I'm not fixed on the notion of there needing to be a partner in my life. There wasn't for years and years. During that time, I built a life that revolves around around non sexual friendships of varying degrees of closeness. C, living companion and I intend to stay together, his needs are considered in all of my decisions, both he and I regularly adjust our wants so that we can help each other achieve what we want. We regularly hug each other and often spend long periods gazing into each others eyes. We do things just the two of us that nobody else is invited to. As C is not a human being (he's a dog) we will never have a sexual relationship and I would never call him a partner - even though my relationship with him is hugely important to both of us.

I have a close friend, though, who when I first met her, introduced her very beautiful dog as her partner. Over the years, I've known her have a few FWBs but I've never heard her refer to a human being as a partner.

I have some human friends who I will hold hands with, hug, ruffle hair, go on dates with etc - I suspect that anybody seeing us would think that we were sexual with each other. I describe those people as friends. If the physical affection goes along with a lot of emotional intimacy too, I'd call them close friends.

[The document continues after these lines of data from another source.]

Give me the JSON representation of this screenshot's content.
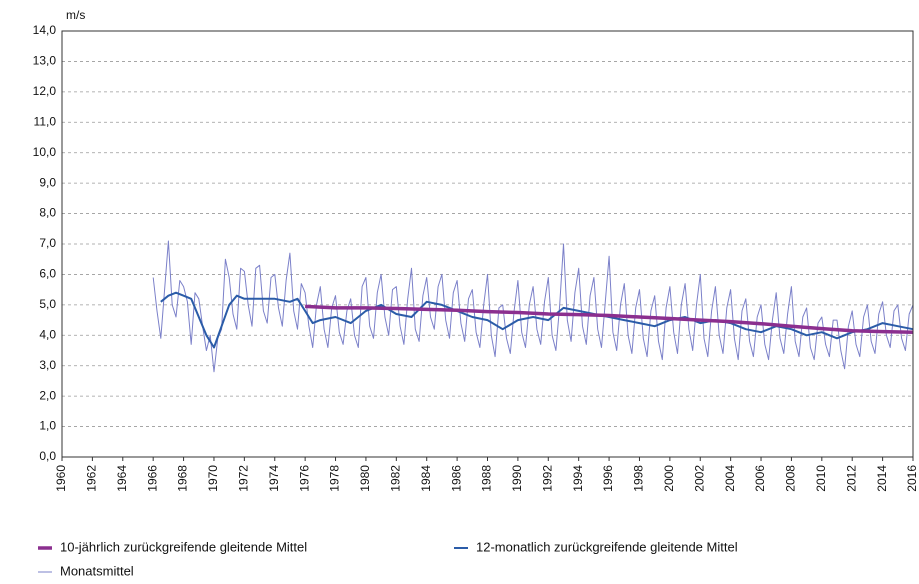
{
  "chart_data": {
    "type": "line",
    "y_unit": "m/s",
    "xlim": [
      1960,
      2016
    ],
    "xticks": [
      1960,
      1962,
      1964,
      1966,
      1968,
      1970,
      1972,
      1974,
      1976,
      1978,
      1980,
      1982,
      1984,
      1986,
      1988,
      1990,
      1992,
      1994,
      1996,
      1998,
      2000,
      2002,
      2004,
      2006,
      2008,
      2010,
      2012,
      2014,
      2016
    ],
    "ylim": [
      0,
      14
    ],
    "yticks": [
      {
        "value": 0,
        "label": "0,0"
      },
      {
        "value": 1,
        "label": "1,0"
      },
      {
        "value": 2,
        "label": "2,0"
      },
      {
        "value": 3,
        "label": "3,0"
      },
      {
        "value": 4,
        "label": "4,0"
      },
      {
        "value": 5,
        "label": "5,0"
      },
      {
        "value": 6,
        "label": "6,0"
      },
      {
        "value": 7,
        "label": "7,0"
      },
      {
        "value": 8,
        "label": "8,0"
      },
      {
        "value": 9,
        "label": "9,0"
      },
      {
        "value": 10,
        "label": "10,0"
      },
      {
        "value": 11,
        "label": "11,0"
      },
      {
        "value": 12,
        "label": "12,0"
      },
      {
        "value": 13,
        "label": "13,0"
      },
      {
        "value": 14,
        "label": "14,0"
      }
    ],
    "grid": true,
    "series": [
      {
        "name": "10-jährlich zurückgreifende gleitende Mittel",
        "color": "#8b2f8f",
        "width": 3.5,
        "x": [
          1976,
          1978,
          1980,
          1982,
          1984,
          1986,
          1988,
          1990,
          1992,
          1994,
          1996,
          1998,
          2000,
          2002,
          2004,
          2006,
          2008,
          2010,
          2012,
          2014,
          2016
        ],
        "values": [
          4.95,
          4.9,
          4.9,
          4.88,
          4.85,
          4.82,
          4.78,
          4.75,
          4.7,
          4.68,
          4.65,
          4.6,
          4.55,
          4.5,
          4.45,
          4.38,
          4.3,
          4.22,
          4.15,
          4.12,
          4.1
        ]
      },
      {
        "name": "12-monatlich zurückgreifende gleitende Mittel",
        "color": "#2b5ca8",
        "width": 2,
        "x": [
          1966.5,
          1967,
          1967.5,
          1968,
          1968.5,
          1969,
          1969.5,
          1970,
          1970.5,
          1971,
          1971.5,
          1972,
          1973,
          1974,
          1975,
          1975.5,
          1976,
          1976.5,
          1977,
          1978,
          1979,
          1980,
          1981,
          1982,
          1983,
          1984,
          1985,
          1986,
          1987,
          1988,
          1989,
          1990,
          1991,
          1992,
          1993,
          1994,
          1995,
          1996,
          1997,
          1998,
          1999,
          2000,
          2001,
          2002,
          2003,
          2004,
          2005,
          2006,
          2007,
          2008,
          2009,
          2010,
          2011,
          2012,
          2013,
          2014,
          2015,
          2016
        ],
        "values": [
          5.1,
          5.3,
          5.4,
          5.3,
          5.2,
          4.6,
          4.0,
          3.6,
          4.3,
          5.0,
          5.3,
          5.2,
          5.2,
          5.2,
          5.1,
          5.2,
          4.8,
          4.4,
          4.5,
          4.6,
          4.4,
          4.8,
          5.0,
          4.7,
          4.6,
          5.1,
          5.0,
          4.8,
          4.6,
          4.5,
          4.2,
          4.5,
          4.6,
          4.5,
          4.9,
          4.8,
          4.7,
          4.6,
          4.5,
          4.4,
          4.3,
          4.5,
          4.6,
          4.4,
          4.5,
          4.4,
          4.2,
          4.1,
          4.3,
          4.2,
          4.0,
          4.1,
          3.9,
          4.1,
          4.2,
          4.4,
          4.3,
          4.2
        ]
      },
      {
        "name": "Monatsmittel",
        "color": "#7b80c9",
        "width": 1,
        "x": [
          1966,
          1966.25,
          1966.5,
          1966.75,
          1967,
          1967.25,
          1967.5,
          1967.75,
          1968,
          1968.25,
          1968.5,
          1968.75,
          1969,
          1969.25,
          1969.5,
          1969.75,
          1970,
          1970.25,
          1970.5,
          1970.75,
          1971,
          1971.25,
          1971.5,
          1971.75,
          1972,
          1972.25,
          1972.5,
          1972.75,
          1973,
          1973.25,
          1973.5,
          1973.75,
          1974,
          1974.25,
          1974.5,
          1974.75,
          1975,
          1975.25,
          1975.5,
          1975.75,
          1976,
          1976.25,
          1976.5,
          1976.75,
          1977,
          1977.25,
          1977.5,
          1977.75,
          1978,
          1978.25,
          1978.5,
          1978.75,
          1979,
          1979.25,
          1979.5,
          1979.75,
          1980,
          1980.25,
          1980.5,
          1980.75,
          1981,
          1981.25,
          1981.5,
          1981.75,
          1982,
          1982.25,
          1982.5,
          1982.75,
          1983,
          1983.25,
          1983.5,
          1983.75,
          1984,
          1984.25,
          1984.5,
          1984.75,
          1985,
          1985.25,
          1985.5,
          1985.75,
          1986,
          1986.25,
          1986.5,
          1986.75,
          1987,
          1987.25,
          1987.5,
          1987.75,
          1988,
          1988.25,
          1988.5,
          1988.75,
          1989,
          1989.25,
          1989.5,
          1989.75,
          1990,
          1990.25,
          1990.5,
          1990.75,
          1991,
          1991.25,
          1991.5,
          1991.75,
          1992,
          1992.25,
          1992.5,
          1992.75,
          1993,
          1993.25,
          1993.5,
          1993.75,
          1994,
          1994.25,
          1994.5,
          1994.75,
          1995,
          1995.25,
          1995.5,
          1995.75,
          1996,
          1996.25,
          1996.5,
          1996.75,
          1997,
          1997.25,
          1997.5,
          1997.75,
          1998,
          1998.25,
          1998.5,
          1998.75,
          1999,
          1999.25,
          1999.5,
          1999.75,
          2000,
          2000.25,
          2000.5,
          2000.75,
          2001,
          2001.25,
          2001.5,
          2001.75,
          2002,
          2002.25,
          2002.5,
          2002.75,
          2003,
          2003.25,
          2003.5,
          2003.75,
          2004,
          2004.25,
          2004.5,
          2004.75,
          2005,
          2005.25,
          2005.5,
          2005.75,
          2006,
          2006.25,
          2006.5,
          2006.75,
          2007,
          2007.25,
          2007.5,
          2007.75,
          2008,
          2008.25,
          2008.5,
          2008.75,
          2009,
          2009.25,
          2009.5,
          2009.75,
          2010,
          2010.25,
          2010.5,
          2010.75,
          2011,
          2011.25,
          2011.5,
          2011.75,
          2012,
          2012.25,
          2012.5,
          2012.75,
          2013,
          2013.25,
          2013.5,
          2013.75,
          2014,
          2014.25,
          2014.5,
          2014.75,
          2015,
          2015.25,
          2015.5,
          2015.75,
          2016
        ],
        "values": [
          5.9,
          4.8,
          3.9,
          5.5,
          7.1,
          5.0,
          4.6,
          5.8,
          5.6,
          5.1,
          3.7,
          5.4,
          5.2,
          4.3,
          3.5,
          4.0,
          2.8,
          3.9,
          4.2,
          6.5,
          5.9,
          4.7,
          4.2,
          6.2,
          6.1,
          5.0,
          4.3,
          6.2,
          6.3,
          4.8,
          4.4,
          5.9,
          6.0,
          4.9,
          4.3,
          5.8,
          6.7,
          4.8,
          4.2,
          5.7,
          5.4,
          4.3,
          3.6,
          5.0,
          5.6,
          4.2,
          3.6,
          4.9,
          5.3,
          4.1,
          3.7,
          4.8,
          5.2,
          4.0,
          3.6,
          5.6,
          5.9,
          4.3,
          3.9,
          5.4,
          6.0,
          4.6,
          4.0,
          5.5,
          5.6,
          4.3,
          3.7,
          5.2,
          6.2,
          4.2,
          3.8,
          5.3,
          5.9,
          4.6,
          4.2,
          5.6,
          6.0,
          4.5,
          3.9,
          5.4,
          5.8,
          4.4,
          3.8,
          5.2,
          5.5,
          4.1,
          3.6,
          5.0,
          6.0,
          4.0,
          3.3,
          4.9,
          5.0,
          3.9,
          3.4,
          4.8,
          5.8,
          4.1,
          3.6,
          5.0,
          5.6,
          4.2,
          3.7,
          5.1,
          5.9,
          4.0,
          3.5,
          5.0,
          7.0,
          4.5,
          3.8,
          5.4,
          6.2,
          4.3,
          3.7,
          5.3,
          5.9,
          4.2,
          3.6,
          5.1,
          6.6,
          4.1,
          3.5,
          5.0,
          5.7,
          4.0,
          3.4,
          4.9,
          5.5,
          3.9,
          3.3,
          4.8,
          5.3,
          3.8,
          3.2,
          4.9,
          5.6,
          4.1,
          3.4,
          5.0,
          5.7,
          4.2,
          3.5,
          5.0,
          6.0,
          3.9,
          3.3,
          4.8,
          5.6,
          4.0,
          3.4,
          4.9,
          5.5,
          3.9,
          3.2,
          4.8,
          5.2,
          3.8,
          3.3,
          4.6,
          5.0,
          3.7,
          3.2,
          4.5,
          5.4,
          3.9,
          3.4,
          4.7,
          5.6,
          3.8,
          3.3,
          4.6,
          4.9,
          3.6,
          3.2,
          4.4,
          4.6,
          3.7,
          3.3,
          4.5,
          4.5,
          3.5,
          2.9,
          4.3,
          4.8,
          3.7,
          3.3,
          4.6,
          5.0,
          3.8,
          3.4,
          4.7,
          5.1,
          4.0,
          3.6,
          4.8,
          5.0,
          3.9,
          3.5,
          4.7,
          5.0
        ]
      }
    ]
  }
}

I've experienced the stages of falling in love with friends before. One in particular it was very intense with. We used to meet several times a week and talk for hours. Quickly progressed our relationship until we were spending 4 nights a week together. Nothing sexual has ever happened between us - I'd describe us as being like sisters. Things are more settled now. We're older, have jobs. My friend is married. I have my friends, lots of interests, C, my SO in my life. We don't spend so much time together and the intensity isn't as strong but we are close and share our emotions, hopes and needs with each other. We are very committed to staying close to each other and we both work at it.

Starting a friendship with a new dog can be as emotionally intense as well.

I reckon I can go through all the stages of falling in love with individuals that I'd never call a partner.

Maybe that's just my own issues with the word, maybe other people would describe these relationships as non-sexual partnerships?